Perhaps it was her pioneer upbringing, memories of Mother Wayland laying down the law, or Mary Jane’s earnest exhortations to stand up for her rights. Whatever prompted this defiance, Hope had fully intended to sound tough and resolute. Fire with fire, if Paul would not stand up to
his mother then she must defend the children herself. Surely he couldn’t expect her to leave that room without her son! But she was unprepared. When Paul’s eyes came up they wore an ardent, pleading expression that was like nothing she had ever seen. With the simultaneous force of a blow and the frailty of a feather, it threw her completely off guard. Pearl grabbed her hand, and together they took several tripping steps backward. They did not leave the room, but it was enough—just barely, she now recognized, to restore to Paul a modicum of the face that she had cost him. He drew a breath and spread his hands, closing them loosely as he turned and advanced toward his mother. They exchanged a flurry of words in which Hope recognized the phrases “camel-foot woman” and “big-nose ghost,” “dishonor” and “never again.” Then Paul bowed from the waist, retrieved his son, and, finally, was dismissed.

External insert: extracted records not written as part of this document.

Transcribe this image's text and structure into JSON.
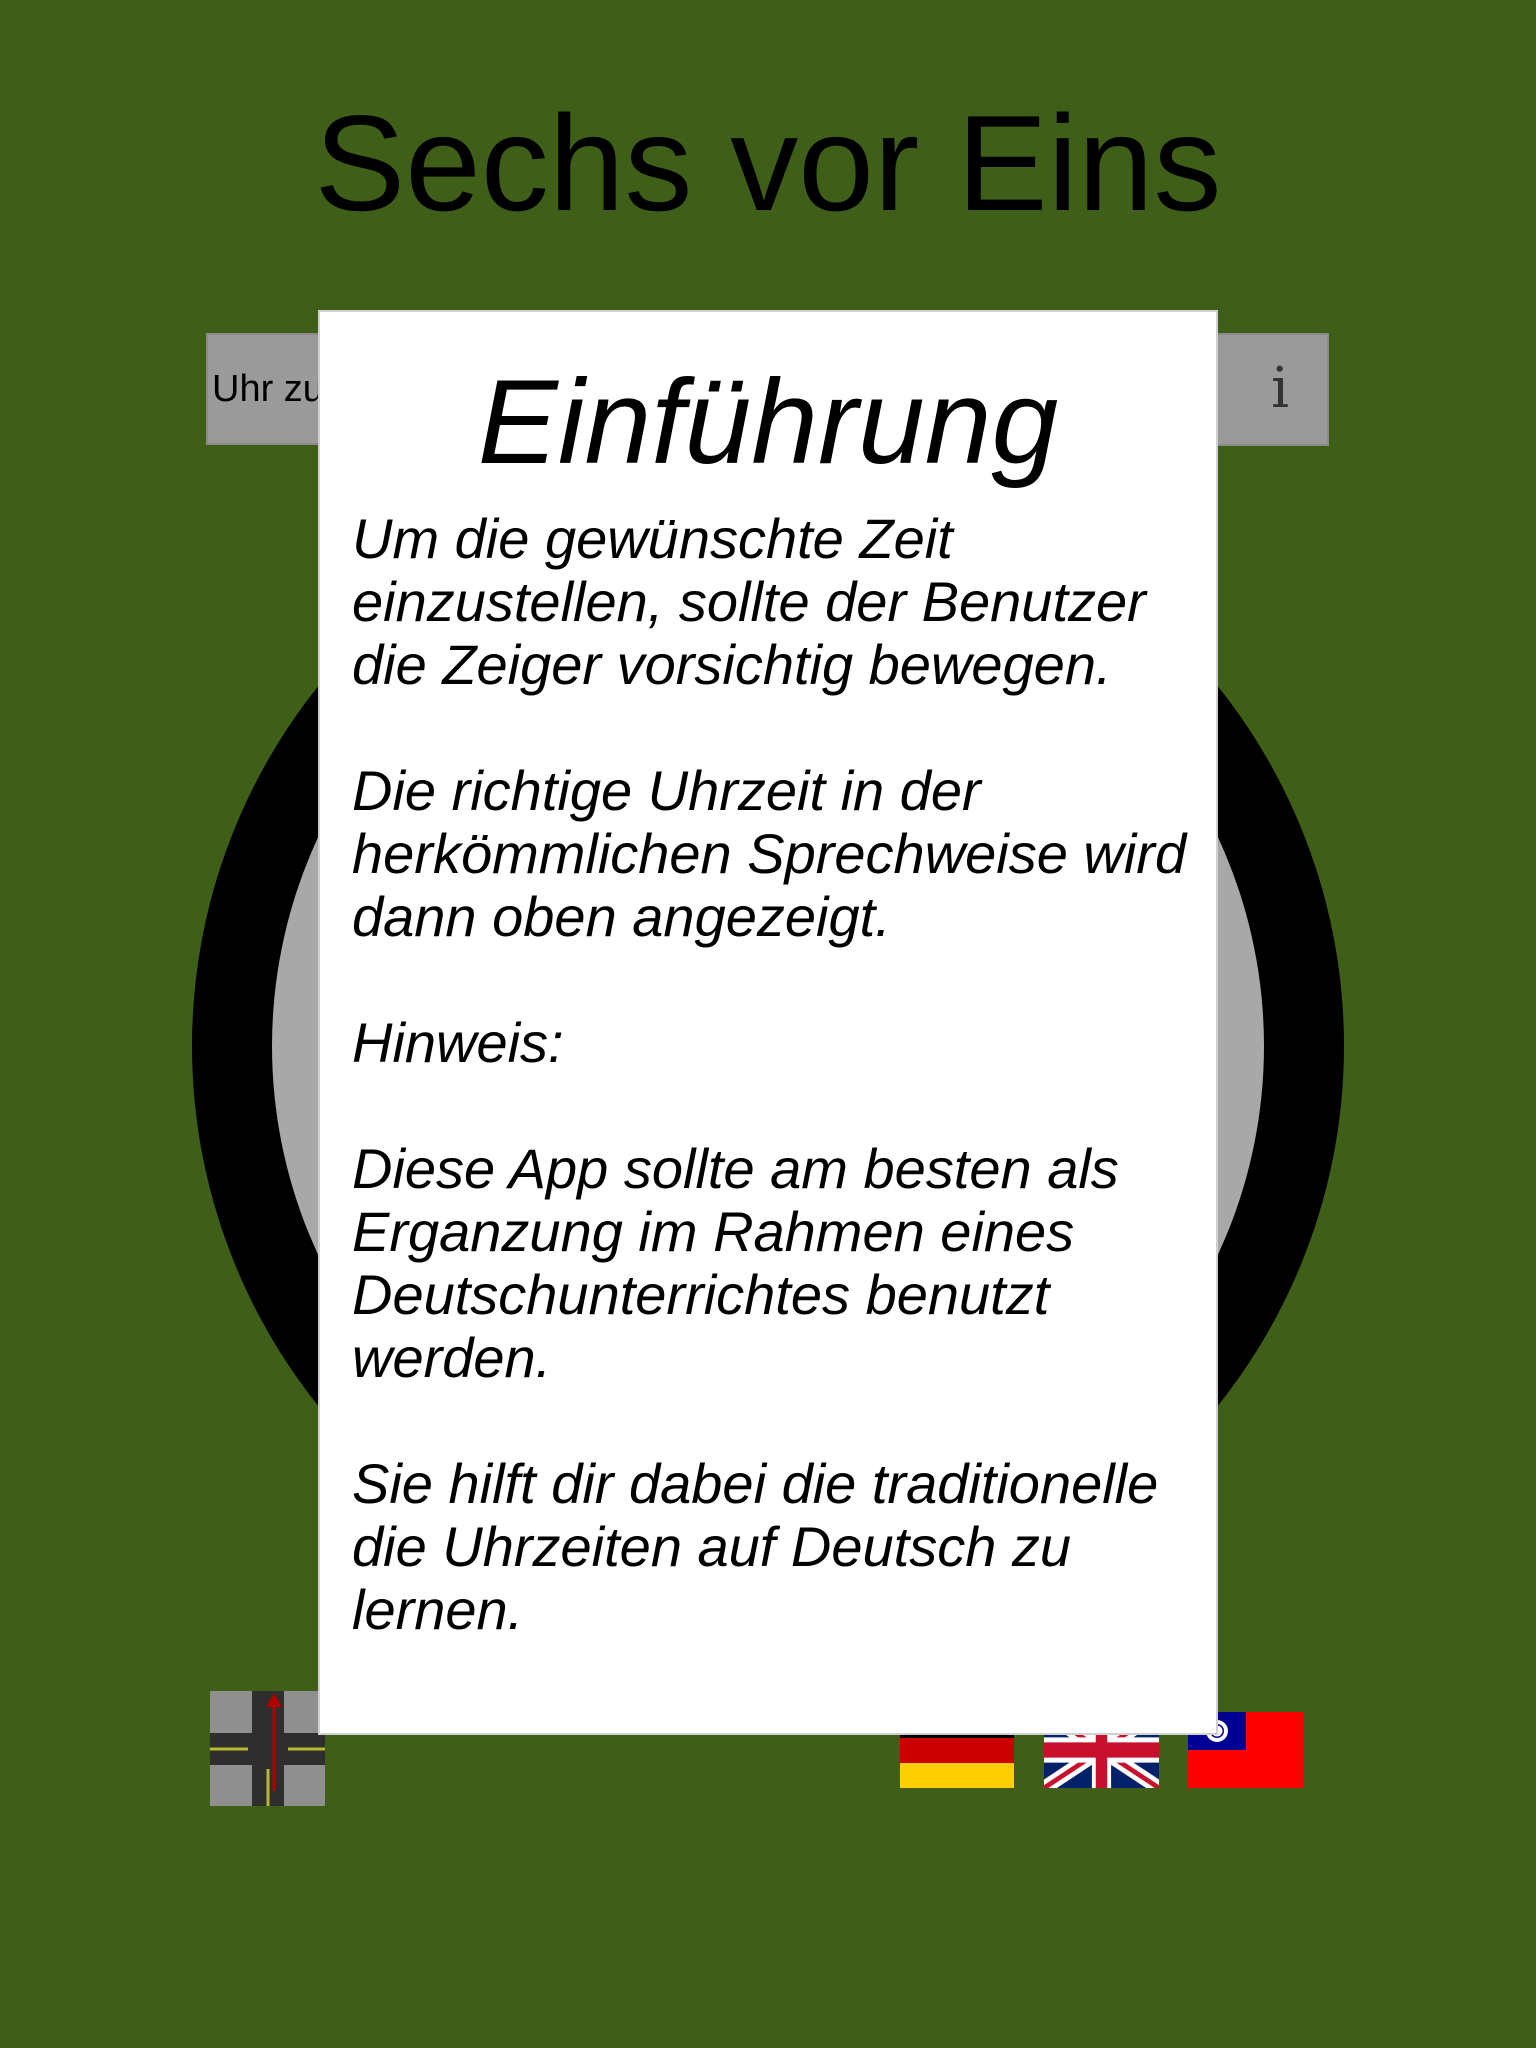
{
  "app": {
    "title": "Sechs vor Eins"
  },
  "toolbar": {
    "reset_label": "Uhr zurücksetzen",
    "info_label": "i"
  },
  "modal": {
    "title": "Einführung",
    "paragraphs": [
      "Um die gewünschte Zeit einzustellen, sollte der Benutzer die Zeiger vorsichtig bewegen.",
      "Die richtige Uhrzeit in der herkömmlichen Sprechweise wird dann oben angezeigt.",
      "Hinweis:",
      "Diese App sollte am besten als Erganzung im Rahmen eines Deutschunterrichtes benutzt werden.",
      "Sie hilft dir dabei die traditionelle die Uhrzeiten auf Deutsch zu lernen."
    ]
  },
  "footer": {
    "mode_icon": "road-junction-icon",
    "languages": [
      {
        "code": "de",
        "icon": "germany-flag-icon"
      },
      {
        "code": "en",
        "icon": "uk-flag-icon"
      },
      {
        "code": "zh-tw",
        "icon": "taiwan-flag-icon"
      }
    ]
  },
  "colors": {
    "background": "#3f5e17",
    "button": "#9a9a9a",
    "clock_ring": "#000000",
    "clock_face": "#a8a8a8",
    "modal": "#ffffff"
  }
}
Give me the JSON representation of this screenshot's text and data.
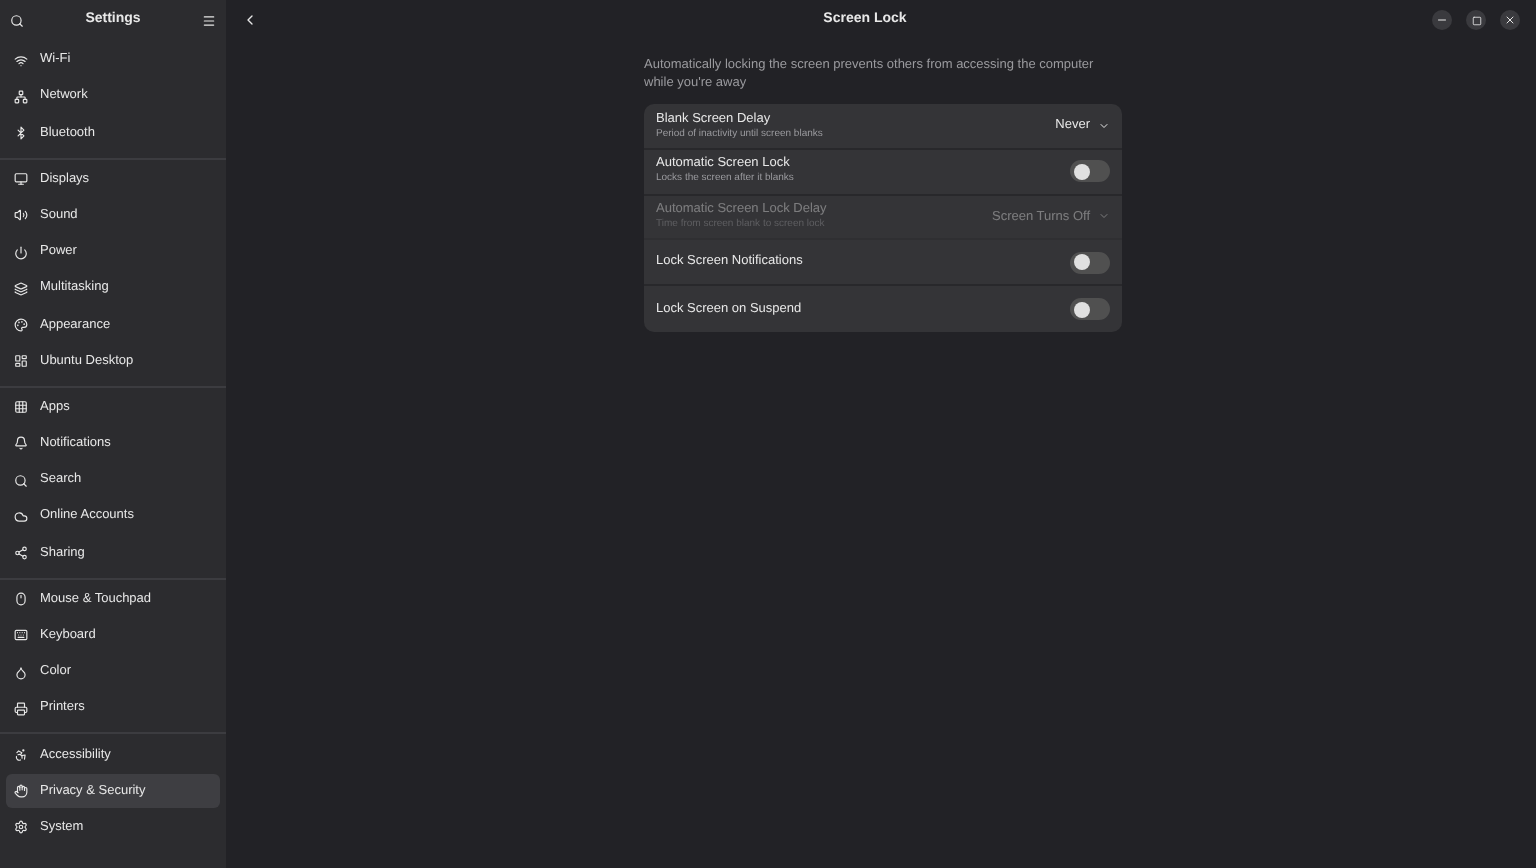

Though the children and Paul would make regular pilgrimages to Nainai’s house each year when she came to Shanghai, by mutual unspoken consent Hope would not face her mother-in-law again for nearly a decade. Nor would she ever reveal to Paul—or anyone—what she’d seen that day through the latticed window.
2
Kuling, Lu Shan, Kiangsi Province
August I, 1912
Dearest Mary Jane and Dad,
I am writing from Kuling, a mountain resort where Paul has blessedly installed us during these hottest weeks of the summer. I know this must sound incredibly decadent, but to understand why it’s not only lovely but lifesaving, you must try to imagine what an infernal, smoldering cauldron Shanghai becomes this time of year. Everything stinks of a high, nauseating putrescence, as if the very soil beneath our feet were an open cyst, and by mid-July, poor little Morris was covered with prickly heat, there was a cholera outbreak in the Chinese City, and I was quite frankly afraid for our lives. Paul’s announcement that a friend would lend us his summer house was like manna.